EDIT: With the help of the answers below I’ve managed to do the following.
1.- A is an Euclidean domain, so it is a PID. Let $N$ be the norm application, so $N(a)=3185=5\cdot 637 = (7+56i)(7-56i)$ therefore $a$ isn’t prime in $A$, as a result $(a)$ isn’t a prime ideal in $A$. This implies $(a)$ isn’t a maximal ideal in the set of principal ideals of $A$, but $A$ is a PDI so $(a)$ isn’t maximal in $A$ so $\frac{A}{(a)}$ isn’t a field.
For the second part, we can use the Chinese Remainder Theorem, if we can express $(a)$ as the intersection of three coprime ideals (i.e I.J coprime ideals iff $I+J=A$) we can make use of it.
$a=7(1+8i)$ and $N(1+8i)=65=5 \cdot 13 = (2+i)(2-i)13$ and one can easily check that $(1+8i)/(2+i)=2+3i$. That gives us $a=7(2+i)(2+3i)$ where all of them are prime in $A$ therefore their ideals are prime too. (I haven’t managed to see if they are coprime)
We also know that $(n) \cap (m)=(lcm(m,n))$ and as $a=7(2+i)(2+3i)$ we have $(a)=(7) \cap(2+i) \cap(2+3i)$ but all of them are prime, so that intersection equals the product of all of them.
Now by the Chinese Remainder Theorem we get that there exists an isomorphism
$$ f: \frac{A}{(a)} \longrightarrow \frac{A}{(7)} \times \frac{A}{(2+i)} \times \frac{A}{(2+3i)} $$ where those quotient rings are fields since their ideals are prime which implies maximal.

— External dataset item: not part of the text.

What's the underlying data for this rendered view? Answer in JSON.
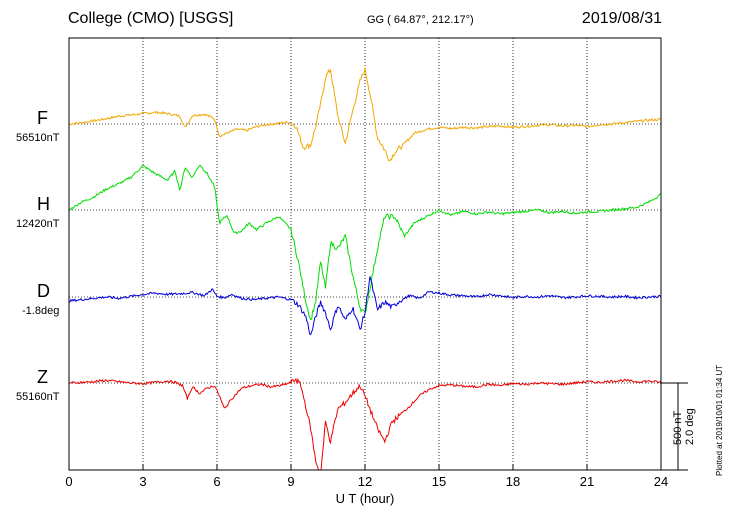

2.- I’m still stuck on this one, but I’ve managed to do something: To see if $\overline{b}$ is invertirle we have to find $\overline{t}$ such that $\overline{b} \overline{t}= \overline{1}$ which translates into $\overline{1-bt}=0 \Rightarrow 1-bt \in (a) \Rightarrow \lambda a =1-bt \Rightarrow 1=\lambda a +bt $ and this last expression I know it’s a Bézout Identity but I don’t know how to work with it in $\mathbb{Z}[i]$.
Note that $a=7+56i=7(1+8i)$. Note also that $|1+8i|^2=65=5\cdot13$. Try $$ \frac{1+8i}{2+i} $$ and you'll have a full factorization of $a$. The rest should follow easily.